We found that having an even one-off test script from a developer was
extremely useful because even though it might be really particular to
their environment, it captured the names of commands/tools to run,
useful options, and so forth.  So, one approach could be just to collect
together any test snippets, examples, and so forth.

> It was not stated in the test case itself, but perhaps I should next
> time? Or was the info in the matrix not sufficient...

I think a bit more background info would be useful.  The matrix only had
a brief 1 sentence each.  For some cases that was enough, but in hindsight
cases 1, 5, and 6 could have benefitted from a bit more elaboration.

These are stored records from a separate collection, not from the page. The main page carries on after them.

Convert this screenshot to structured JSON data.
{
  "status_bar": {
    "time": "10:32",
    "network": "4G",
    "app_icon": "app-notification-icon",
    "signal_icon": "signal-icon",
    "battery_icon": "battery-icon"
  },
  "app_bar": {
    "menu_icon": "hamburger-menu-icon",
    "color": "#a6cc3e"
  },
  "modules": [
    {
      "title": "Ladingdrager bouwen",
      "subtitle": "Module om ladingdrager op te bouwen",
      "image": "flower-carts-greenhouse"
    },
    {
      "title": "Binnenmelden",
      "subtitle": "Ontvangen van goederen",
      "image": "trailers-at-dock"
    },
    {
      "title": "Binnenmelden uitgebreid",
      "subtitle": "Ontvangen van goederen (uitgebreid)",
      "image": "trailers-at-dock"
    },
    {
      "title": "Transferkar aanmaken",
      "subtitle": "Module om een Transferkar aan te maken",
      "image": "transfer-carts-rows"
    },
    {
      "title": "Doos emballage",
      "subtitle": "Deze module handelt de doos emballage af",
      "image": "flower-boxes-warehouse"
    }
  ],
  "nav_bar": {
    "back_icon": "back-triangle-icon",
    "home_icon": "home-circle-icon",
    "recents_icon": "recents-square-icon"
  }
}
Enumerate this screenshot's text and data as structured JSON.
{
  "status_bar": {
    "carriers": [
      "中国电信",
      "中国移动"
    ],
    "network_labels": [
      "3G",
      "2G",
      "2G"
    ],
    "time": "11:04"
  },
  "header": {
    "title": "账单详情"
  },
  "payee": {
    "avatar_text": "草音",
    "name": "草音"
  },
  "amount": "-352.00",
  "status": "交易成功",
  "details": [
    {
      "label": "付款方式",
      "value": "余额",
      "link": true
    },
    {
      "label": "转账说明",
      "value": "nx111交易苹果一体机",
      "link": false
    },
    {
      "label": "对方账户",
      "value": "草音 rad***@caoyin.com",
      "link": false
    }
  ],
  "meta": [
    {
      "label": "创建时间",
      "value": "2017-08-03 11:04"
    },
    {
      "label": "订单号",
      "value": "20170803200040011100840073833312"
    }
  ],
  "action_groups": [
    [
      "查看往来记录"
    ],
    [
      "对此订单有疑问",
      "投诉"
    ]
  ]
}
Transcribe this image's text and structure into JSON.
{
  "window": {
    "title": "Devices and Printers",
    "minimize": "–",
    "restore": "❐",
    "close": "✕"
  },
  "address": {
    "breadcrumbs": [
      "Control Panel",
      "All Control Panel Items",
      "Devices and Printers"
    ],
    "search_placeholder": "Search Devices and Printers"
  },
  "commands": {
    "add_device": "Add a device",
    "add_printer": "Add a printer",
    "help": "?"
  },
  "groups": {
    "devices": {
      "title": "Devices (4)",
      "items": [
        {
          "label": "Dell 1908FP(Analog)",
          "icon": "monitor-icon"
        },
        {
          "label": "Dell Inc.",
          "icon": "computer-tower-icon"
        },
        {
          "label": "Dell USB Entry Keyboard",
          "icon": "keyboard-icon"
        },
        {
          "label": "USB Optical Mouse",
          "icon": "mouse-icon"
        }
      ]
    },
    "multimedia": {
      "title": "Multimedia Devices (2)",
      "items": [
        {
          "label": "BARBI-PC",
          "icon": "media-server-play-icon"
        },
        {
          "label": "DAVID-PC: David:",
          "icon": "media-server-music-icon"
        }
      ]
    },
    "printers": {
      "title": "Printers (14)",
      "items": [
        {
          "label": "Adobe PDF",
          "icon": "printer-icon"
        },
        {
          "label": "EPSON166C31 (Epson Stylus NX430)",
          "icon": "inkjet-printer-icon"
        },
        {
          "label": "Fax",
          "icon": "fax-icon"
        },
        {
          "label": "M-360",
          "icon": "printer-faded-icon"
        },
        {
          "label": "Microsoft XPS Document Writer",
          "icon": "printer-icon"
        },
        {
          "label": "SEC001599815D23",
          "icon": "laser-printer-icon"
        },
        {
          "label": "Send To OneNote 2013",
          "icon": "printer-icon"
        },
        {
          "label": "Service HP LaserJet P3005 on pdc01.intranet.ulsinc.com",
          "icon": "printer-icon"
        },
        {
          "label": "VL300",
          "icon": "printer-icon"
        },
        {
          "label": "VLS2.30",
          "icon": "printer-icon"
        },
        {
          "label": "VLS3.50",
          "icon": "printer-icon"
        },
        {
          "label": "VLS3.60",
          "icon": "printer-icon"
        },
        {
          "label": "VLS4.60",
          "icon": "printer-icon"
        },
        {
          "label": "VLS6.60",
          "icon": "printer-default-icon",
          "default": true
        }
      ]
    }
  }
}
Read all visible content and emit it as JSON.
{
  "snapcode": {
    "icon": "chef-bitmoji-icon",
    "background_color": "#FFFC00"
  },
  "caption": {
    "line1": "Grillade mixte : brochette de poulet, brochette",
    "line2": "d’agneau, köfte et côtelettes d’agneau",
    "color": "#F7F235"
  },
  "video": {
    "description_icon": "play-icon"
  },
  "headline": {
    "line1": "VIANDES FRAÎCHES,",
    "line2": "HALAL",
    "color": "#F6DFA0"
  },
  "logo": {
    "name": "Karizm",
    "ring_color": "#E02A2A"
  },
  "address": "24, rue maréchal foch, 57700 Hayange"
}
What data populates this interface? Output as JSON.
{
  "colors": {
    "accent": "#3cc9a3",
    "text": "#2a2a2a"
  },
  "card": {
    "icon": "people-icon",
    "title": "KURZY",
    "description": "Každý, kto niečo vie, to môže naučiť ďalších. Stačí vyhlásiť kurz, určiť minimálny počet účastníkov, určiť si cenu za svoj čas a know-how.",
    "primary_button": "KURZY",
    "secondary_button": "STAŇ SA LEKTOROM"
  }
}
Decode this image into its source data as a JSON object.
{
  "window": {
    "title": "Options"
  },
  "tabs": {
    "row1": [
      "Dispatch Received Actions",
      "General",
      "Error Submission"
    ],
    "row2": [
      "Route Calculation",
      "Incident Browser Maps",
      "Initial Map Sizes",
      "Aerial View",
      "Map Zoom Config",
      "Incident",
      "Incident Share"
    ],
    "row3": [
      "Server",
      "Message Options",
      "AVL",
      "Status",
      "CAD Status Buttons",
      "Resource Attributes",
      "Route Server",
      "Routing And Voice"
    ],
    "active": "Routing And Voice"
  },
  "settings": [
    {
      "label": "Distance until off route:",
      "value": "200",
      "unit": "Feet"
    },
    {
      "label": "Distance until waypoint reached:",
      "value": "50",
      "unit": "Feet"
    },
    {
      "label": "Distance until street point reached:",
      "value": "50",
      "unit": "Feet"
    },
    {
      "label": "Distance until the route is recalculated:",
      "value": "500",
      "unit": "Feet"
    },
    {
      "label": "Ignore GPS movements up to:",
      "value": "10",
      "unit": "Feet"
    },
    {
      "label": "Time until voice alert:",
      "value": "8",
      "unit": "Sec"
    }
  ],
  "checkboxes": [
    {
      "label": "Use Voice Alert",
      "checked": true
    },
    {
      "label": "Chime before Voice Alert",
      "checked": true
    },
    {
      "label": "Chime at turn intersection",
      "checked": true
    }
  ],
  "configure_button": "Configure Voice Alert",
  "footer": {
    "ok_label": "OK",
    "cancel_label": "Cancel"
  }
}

> > 4.  Pseudocode.  We found that after reviewing the test cases,
> >     implementing them in crude pseudocode was worthwhile, because it
> >     helped identify the basic logic in a form that could be easily
> >     translated into bash.  This intermediate format was also simple
> >     enough that others could review and comment on it without having to
> >     dig through extraneous structural and error checking code.
> > 
> >     The key objective for writing pseudocode is to work out solutions
> >     for the technical details, like how to operate various tools or
> >     workloads, or to define algorithms for parsing output from other
> >     tools, order of operations, loop structures, and so forth.  Things
> >     like error handling, output formatting, etc. can be left for the
> >     implementor to do.
> 
> I'd like to add that into the matrix.  Do you have psuedocode posted
> already for the CPU test cases?

Yes, they're in the doc/ directory of the lhcs_regression package.  I
also posted them to the mailing list a month or two ago.

    http://developer.osdl.org/dev/hotplug/tests/

> Can we work this week to get the database test case running (you
> reported the PPC64 can be enabled now... and I'd like to run  it on that
> system rather then reimplementing the DBT2 postresql workload on
> yours...)

Sure, yes I'd love to see how that test case runs.